Mas há um elemento que a Disney não precisava ter removido de Mulan: a diversão. Pesando a mão na computação gráfica e em coreografias de ação que desafiam a gravidade, o longa é uma história de origem de super-heroína um tanto frio e genérico. Há muitas sequências de inverossimilhança em que não há suspensão de descrença que ajude — por exemplo, há um momento de "teletransporte", em que a personagem consegue magicamente surgir às costas do exército inimigo. Não há alívio cômico, não há personagens carismáticos, não há entusiasmo. Nem parece um filme da Disney. Podemos pensar como um filme de artes marciais, daqueles que seriam exibidos domingo à noite na TV aberta.
Positivamente, há cenas de ações vistosas, assim como o figurino e a ambientação. Tudo isso seria bastante adequado ao ecrã do cinema, o que é uma pena. Seria uma experiência proveitosa.
No final, Mulan é uma refilmagem distinta da animação, mais madura. Porém, por ser tão solene, carece de personalidade.
Como foi na China
Uma das principais intenções da Disney com Mulan era uma aproximação com o público chinês, além de impactar os espectadores americanos. Só que a desconfiança já surgiu na escolha da direção do longa: em vez de uma diretora de origem chinesa, a produção optou por uma cineasta neo-zelandesa.

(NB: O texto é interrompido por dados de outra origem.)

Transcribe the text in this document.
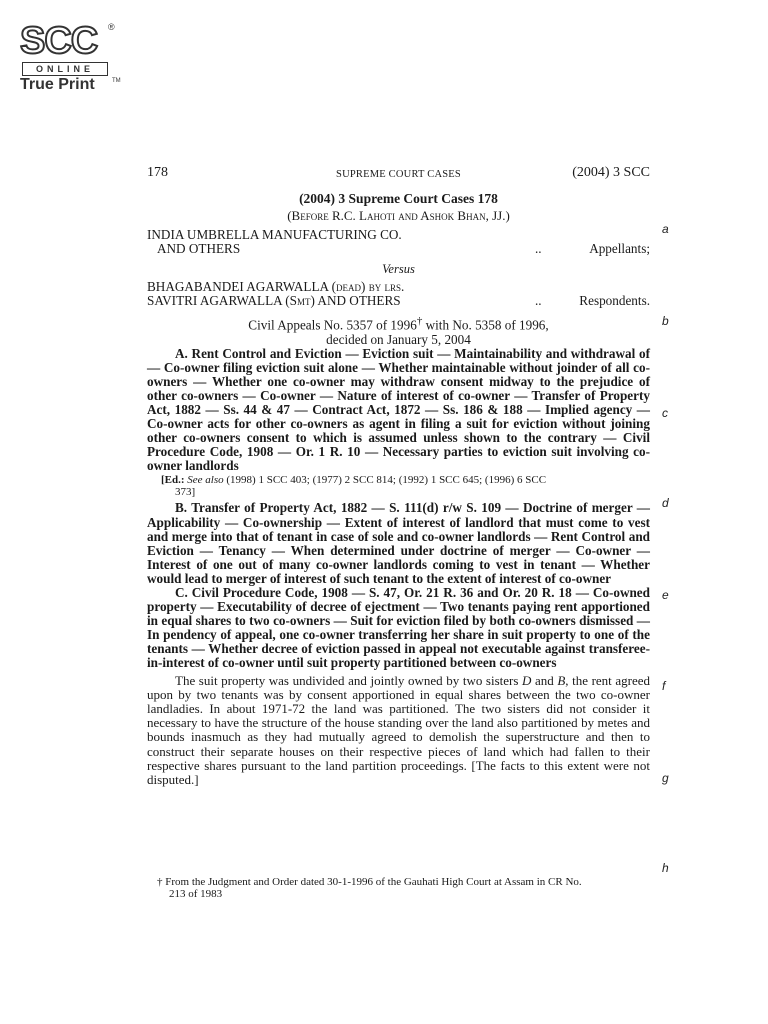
SCC ®
ONLINE
True Print	TM
178	SUPREME COURT CASES	(2004) 3 SCC
(2004) 3 Supreme Court Cases 178
(Before R.C. Lahoti and Ashok Bhan, JJ.)
INDIA UMBRELLA MANUFACTURING CO.
AND OTHERS	..	Appellants;
Versus
BHAGABANDEI AGARWALLA (dead) by lrs.
SAVITRI AGARWALLA (Smt) AND OTHERS	..	Respondents.
Civil Appeals No. 5357 of 1996† with No. 5358 of 1996,
decided on January 5, 2004
A. Rent Control and Eviction — Eviction suit — Maintainability and withdrawal of — Co-owner filing eviction suit alone — Whether maintainable without joinder of all co-owners — Whether one co-owner may withdraw consent midway to the prejudice of other co-owners — Co-owner — Nature of interest of co-owner — Transfer of Property Act, 1882 — Ss. 44 & 47 — Contract Act, 1872 — Ss. 186 & 188 — Implied agency — Co-owner acts for other co-owners as agent in filing a suit for eviction without joining other co-owners consent to which is assumed unless shown to the contrary — Civil Procedure Code, 1908 — Or. 1 R. 10 — Necessary parties to eviction suit involving co-owner landlords
[Ed.: See also (1998) 1 SCC 403; (1977) 2 SCC 814; (1992) 1 SCC 645; (1996) 6 SCC
373]
B. Transfer of Property Act, 1882 — S. 111(d) r/w S. 109 — Doctrine of merger — Applicability — Co-ownership — Extent of interest of landlord that must come to vest and merge into that of tenant in case of sole and co-owner landlords — Rent Control and Eviction — Tenancy — When determined under doctrine of merger — Co-owner — Interest of one out of many co-owner landlords coming to vest in tenant — Whether would lead to merger of interest of such tenant to the extent of interest of co-owner
C. Civil Procedure Code, 1908 — S. 47, Or. 21 R. 36 and Or. 20 R. 18 — Co-owned property — Executability of decree of ejectment — Two tenants paying rent apportioned in equal shares to two co-owners — Suit for eviction filed by both co-owners dismissed — In pendency of appeal, one co-owner transferring her share in suit property to one of the tenants — Whether decree of eviction passed in appeal not executable against transferee-in-interest of co-owner until suit property partitioned between co-owners
The suit property was undivided and jointly owned by two sisters D and B, the rent agreed upon by two tenants was by consent apportioned in equal shares between the two co-owner landladies. In about 1971-72 the land was partitioned. The two sisters did not consider it necessary to have the structure of the house standing over the land also partitioned by metes and bounds inasmuch as they had mutually agreed to demolish the superstructure and then to construct their separate houses on their respective pieces of land which had fallen to their respective shares pursuant to the land partition proceedings. [The facts to this extent were not disputed.]
† From the Judgment and Order dated 30-1-1996 of the Gauhati High Court at Assam in CR No.
213 of 1983
a
b
c
d
e
f
g
h
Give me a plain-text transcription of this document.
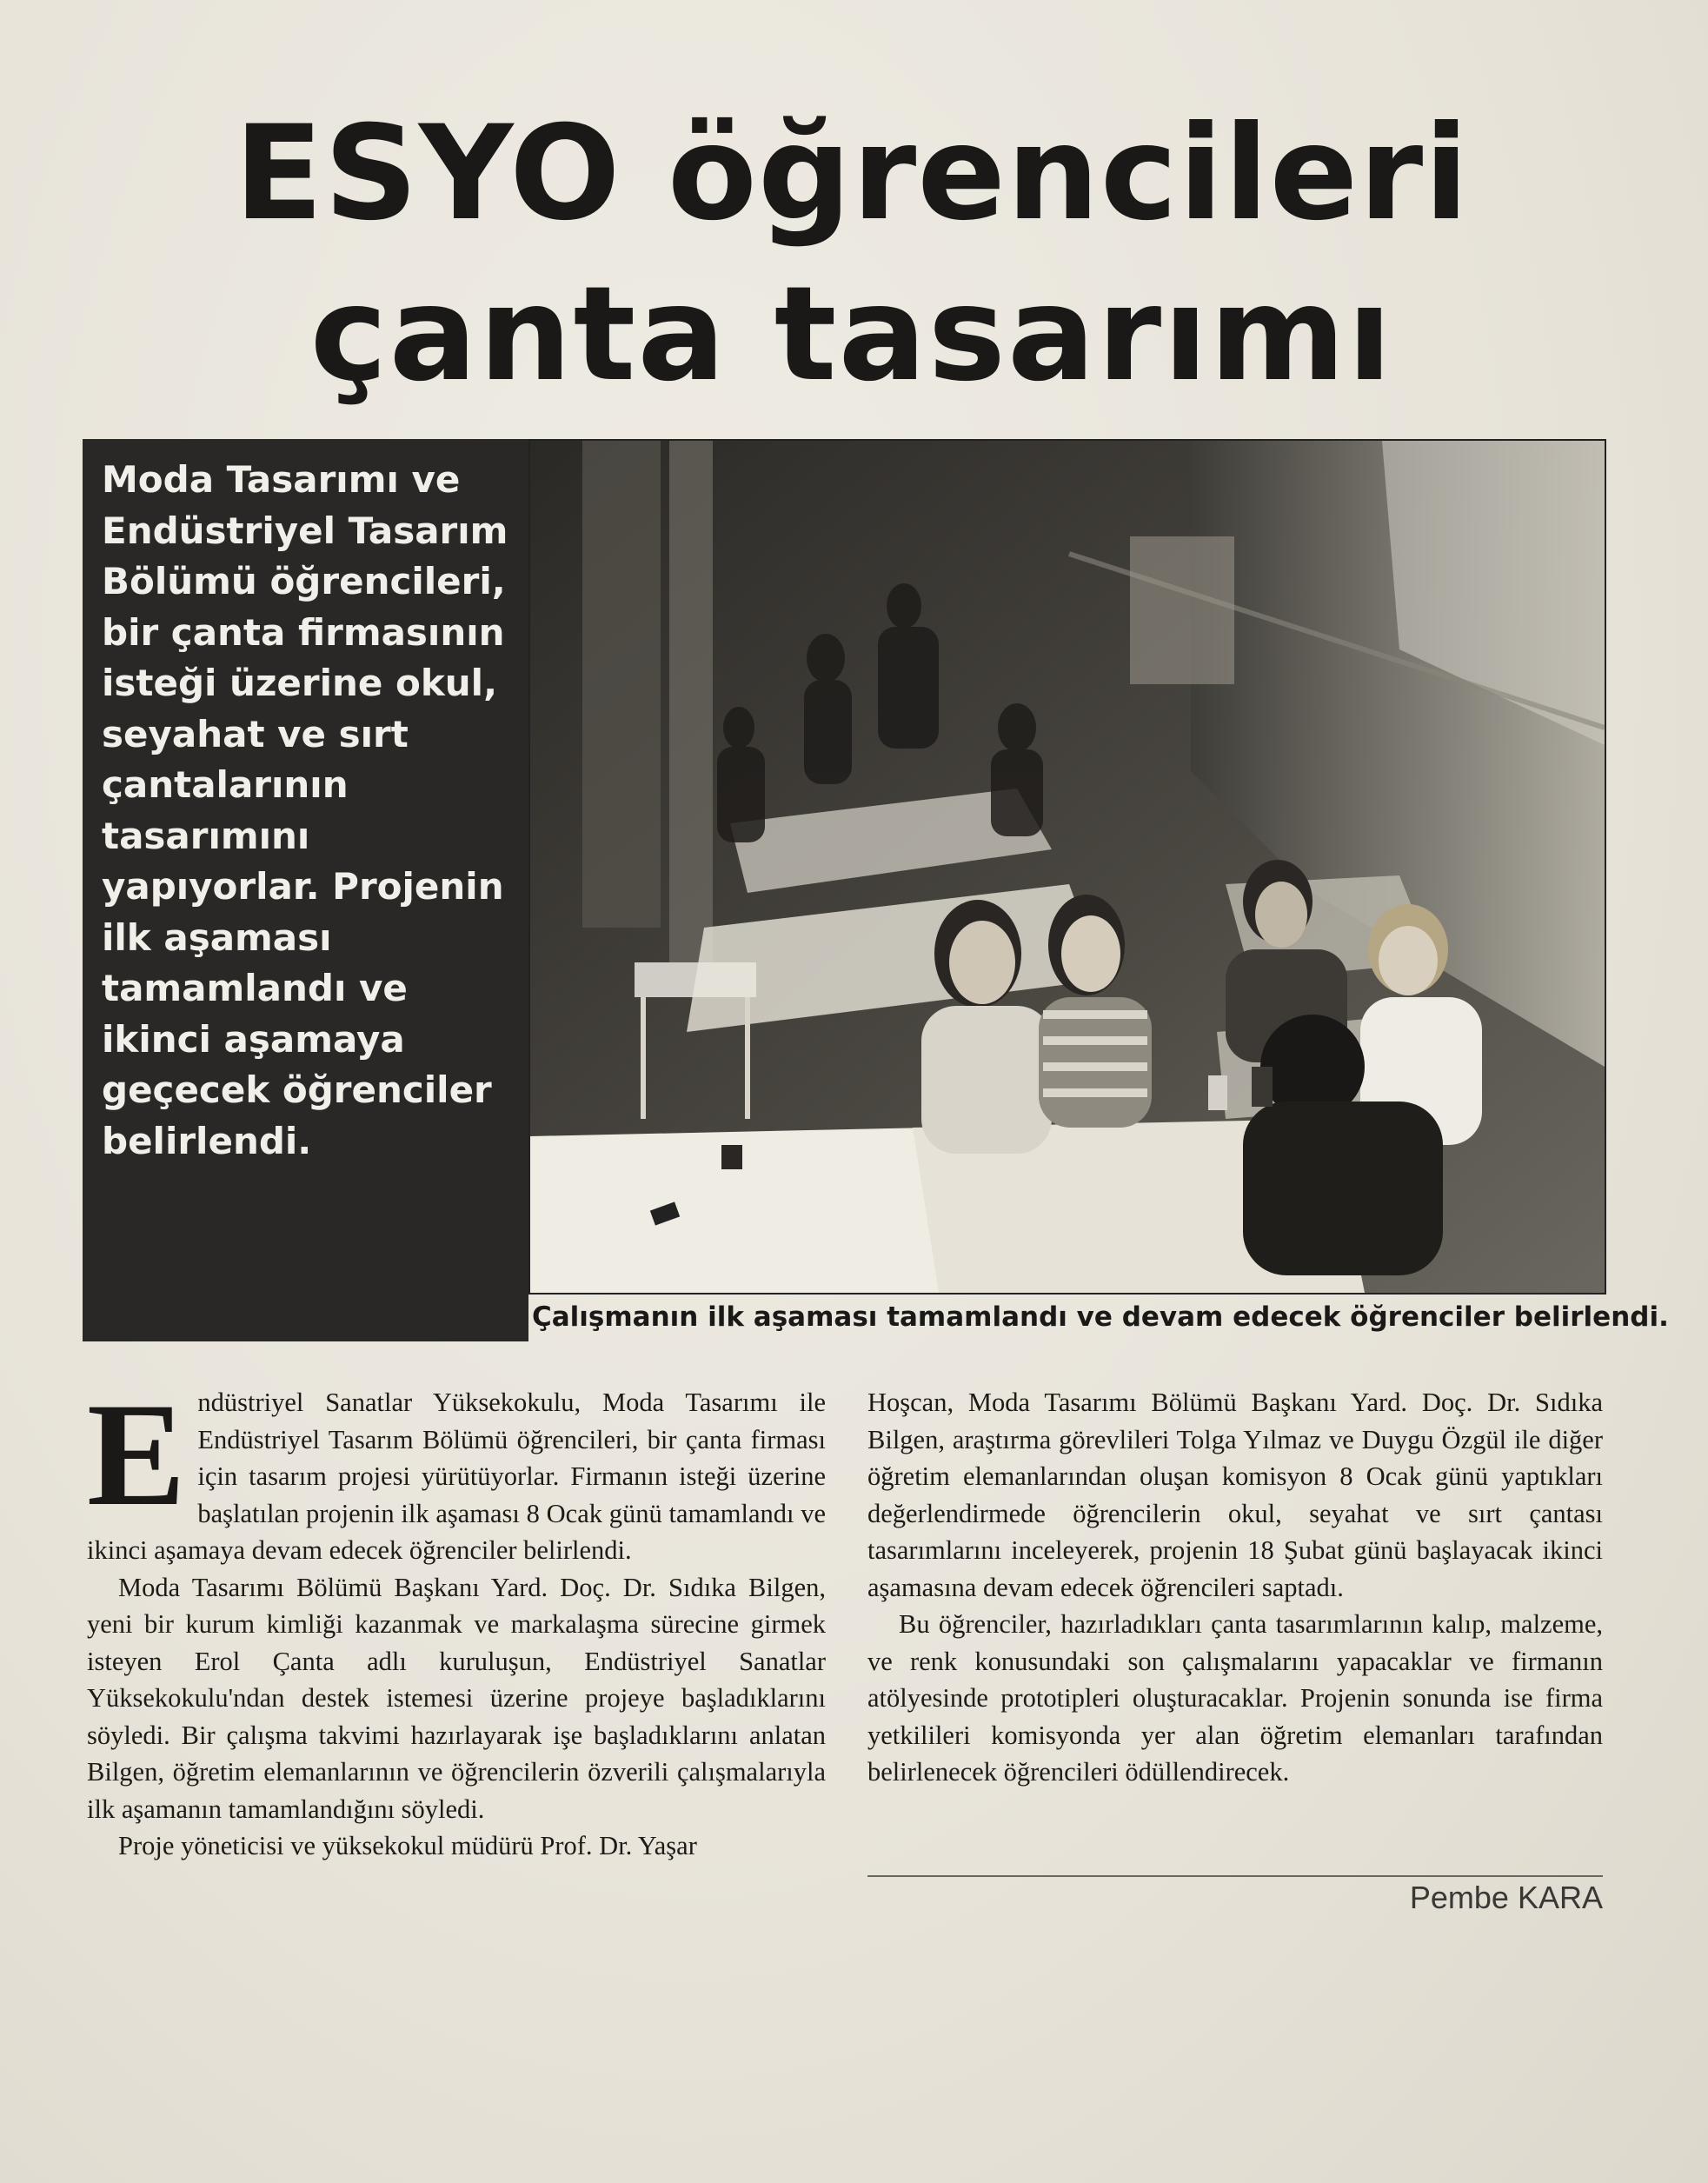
ESYO öğrencileri
çanta tasarımı

Moda Tasarımı ve Endüstriyel Tasarım Bölümü öğrencileri, bir çanta firmasının isteği üzerine okul, seyahat ve sırt çantalarının tasarımını yapıyorlar. Projenin ilk aşaması tamamlandı ve ikinci aşamaya geçecek öğrenciler belirlendi.

Çalışmanın ilk aşaması tamamlandı ve devam edecek öğrenciler belirlendi.

E ndüstriyel Sanatlar Yüksekokulu, Moda Tasarımı ile Endüstriyel Tasarım Bölümü öğrencileri, bir çanta firması için tasarım projesi yürütüyorlar. Firmanın isteği üzerine başlatılan projenin ilk aşaması 8 Ocak günü tamamlandı ve ikinci aşamaya devam edecek öğrenciler belirlendi.

Moda Tasarımı Bölümü Başkanı Yard. Doç. Dr. Sıdıka Bilgen, yeni bir kurum kimliği kazanmak ve markalaşma sürecine girmek isteyen Erol Çanta adlı kuruluşun, Endüstriyel Sanatlar Yüksekokulu'ndan destek istemesi üzerine projeye başladıklarını söyledi. Bir çalışma takvimi hazırlayarak işe başladıklarını anlatan Bilgen, öğretim elemanlarının ve öğrencilerin özverili çalışmalarıyla ilk aşamanın tamamlandığını söyledi.

Proje yöneticisi ve yüksekokul müdürü Prof. Dr. Yaşar

Hoşcan, Moda Tasarımı Bölümü Başkanı Yard. Doç. Dr. Sıdıka Bilgen, araştırma görevlileri Tolga Yılmaz ve Duygu Özgül ile diğer öğretim elemanlarından oluşan komisyon 8 Ocak günü yaptıkları değerlendirmede öğrencilerin okul, seyahat ve sırt çantası tasarımlarını inceleyerek, projenin 18 Şubat günü başlayacak ikinci aşamasına devam edecek öğrencileri saptadı.

Bu öğrenciler, hazırladıkları çanta tasarımlarının kalıp, malzeme, ve renk konusundaki son çalışmalarını yapacaklar ve firmanın atölyesinde prototipleri oluşturacaklar. Projenin sonunda ise firma yetkilileri komisyonda yer alan öğretim elemanları tarafından belirlenecek öğrencileri ödüllendirecek.

Pembe KARA
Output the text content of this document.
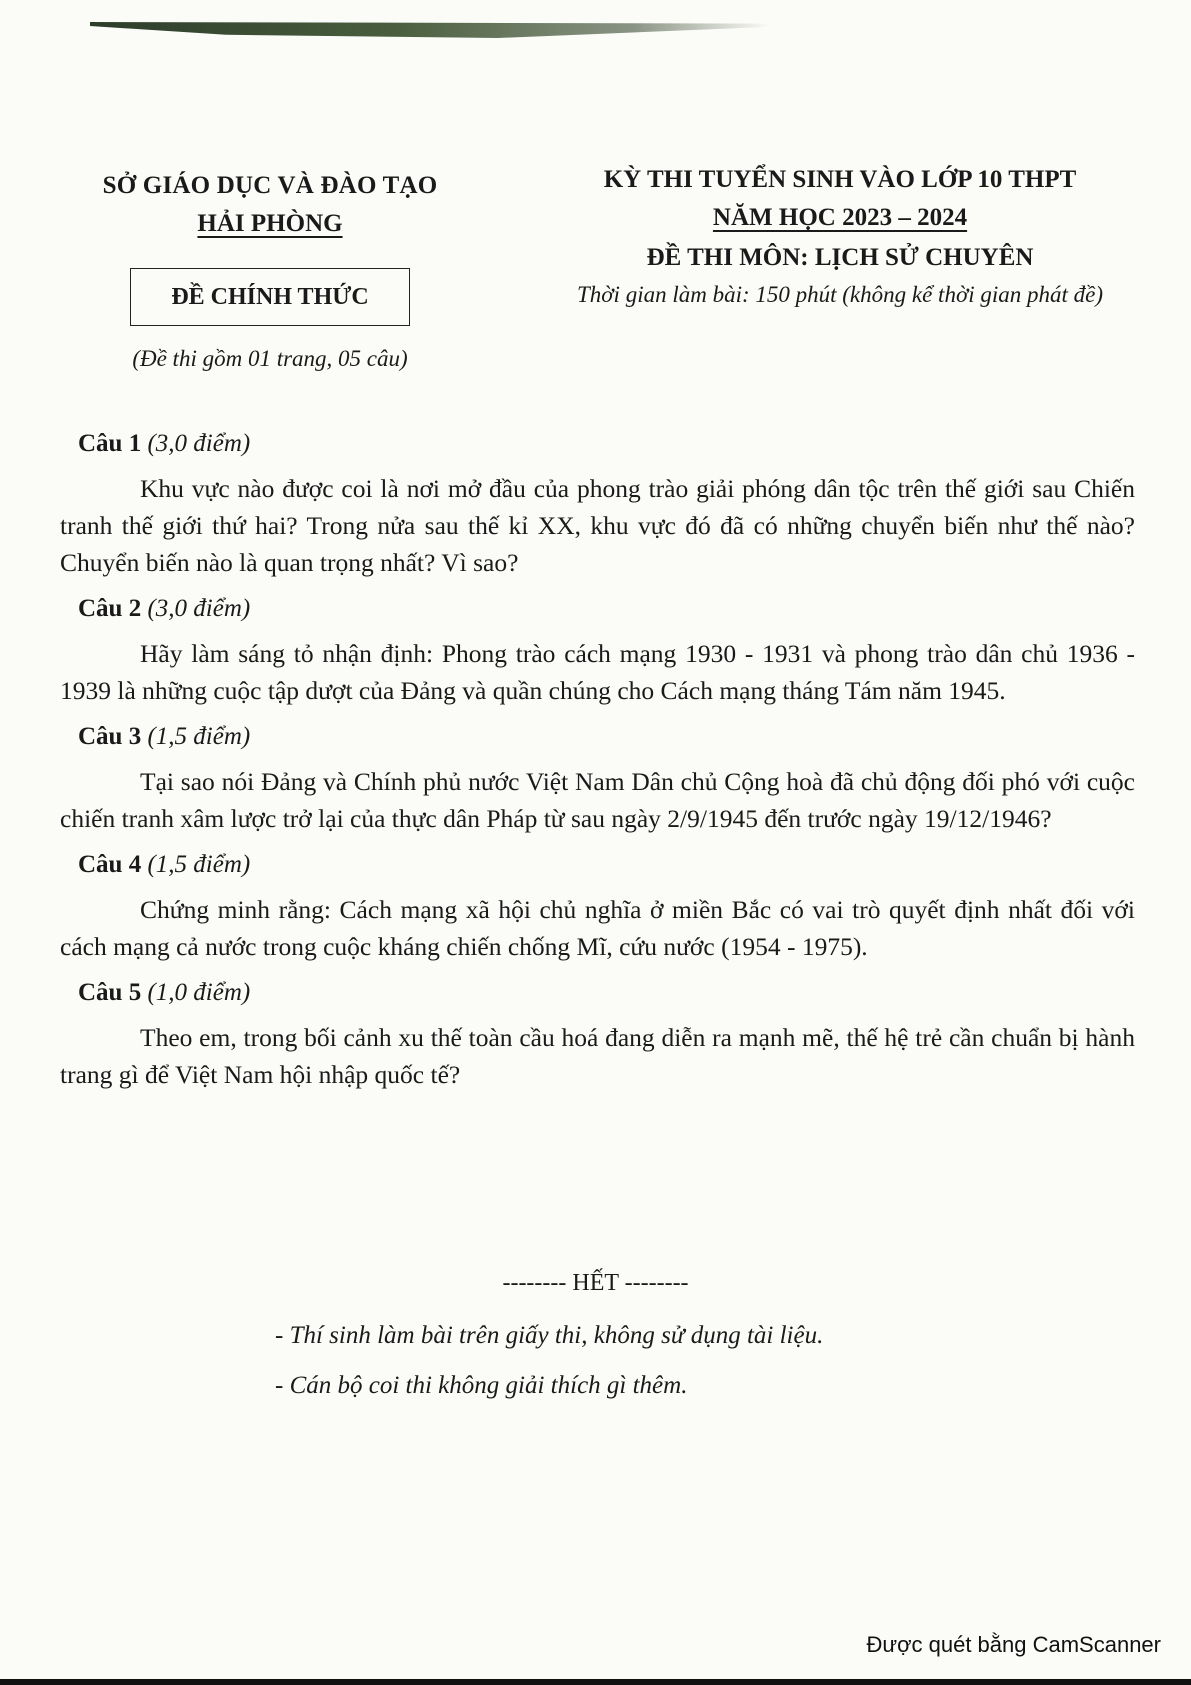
SỞ GIÁO DỤC VÀ ĐÀO TẠO
HẢI PHÒNG
ĐỀ CHÍNH THỨC
(Đề thi gồm 01 trang, 05 câu)
KỲ THI TUYỂN SINH VÀO LỚP 10 THPT
NĂM HỌC 2023 – 2024
ĐỀ THI MÔN: LỊCH SỬ CHUYÊN
Thời gian làm bài: 150 phút (không kể thời gian phát đề)

Câu 1 (3,0 điểm)

Khu vực nào được coi là nơi mở đầu của phong trào giải phóng dân tộc trên thế giới sau Chiến tranh thế giới thứ hai? Trong nửa sau thế kỉ XX, khu vực đó đã có những chuyển biến như thế nào? Chuyển biến nào là quan trọng nhất? Vì sao?

Câu 2 (3,0 điểm)

Hãy làm sáng tỏ nhận định: Phong trào cách mạng 1930 - 1931 và phong trào dân chủ 1936 - 1939 là những cuộc tập dượt của Đảng và quần chúng cho Cách mạng tháng Tám năm 1945.

Câu 3 (1,5 điểm)

Tại sao nói Đảng và Chính phủ nước Việt Nam Dân chủ Cộng hoà đã chủ động đối phó với cuộc chiến tranh xâm lược trở lại của thực dân Pháp từ sau ngày 2/9/1945 đến trước ngày 19/12/1946?

Câu 4 (1,5 điểm)

Chứng minh rằng: Cách mạng xã hội chủ nghĩa ở miền Bắc có vai trò quyết định nhất đối với cách mạng cả nước trong cuộc kháng chiến chống Mĩ, cứu nước (1954 - 1975).

Câu 5 (1,0 điểm)

Theo em, trong bối cảnh xu thế toàn cầu hoá đang diễn ra mạnh mẽ, thế hệ trẻ cần chuẩn bị hành trang gì để Việt Nam hội nhập quốc tế?

-------- HẾT --------
- Thí sinh làm bài trên giấy thi, không sử dụng tài liệu.
- Cán bộ coi thi không giải thích gì thêm.
Được quét bằng CamScanner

Mulan estreou nos cinemas da China no dia 11 de setembro, pouco após ter sido disponibilizado no Disney+. O país, que não conta com o serviço de streaming, era o principal mercado do estúdio para o título. Só que a performance foi decepcionante, tendo em vista todo o investimento em deixar o filme atraente para o público chinês. A refilmagem abriu com US$23,2 milhões de bilheteria no país. Para efeito de comparação, Tenet teve uma estreia melhor por lá, faturando US$30 milhões.
Segundo informações da Reuters, o próprio governo chinês queria impedir a imprensa local de divulgar o lançamento de Mulan. A publicação relatou que veículos de comunicação do país receberam mensagens enviadas pela Administração do Ciberespaço da China sugerindo que o filme não fosse pauta.
Nenhuma razão foi esclarecida no aviso, mas a agência destaca que um dos motivos pode ter sido a reação no Exterior em relação às ligações com Xinjiang, local onde Mulan foi rodado. Nos créditos, o filme agradece a alguns departamentos da região autônoma. Trata-se de uma região onde estariam localizados campos de concentração em que muçulmanos são mortos ou mantidos sob condições ilegais, de acordo com organizações mundiais.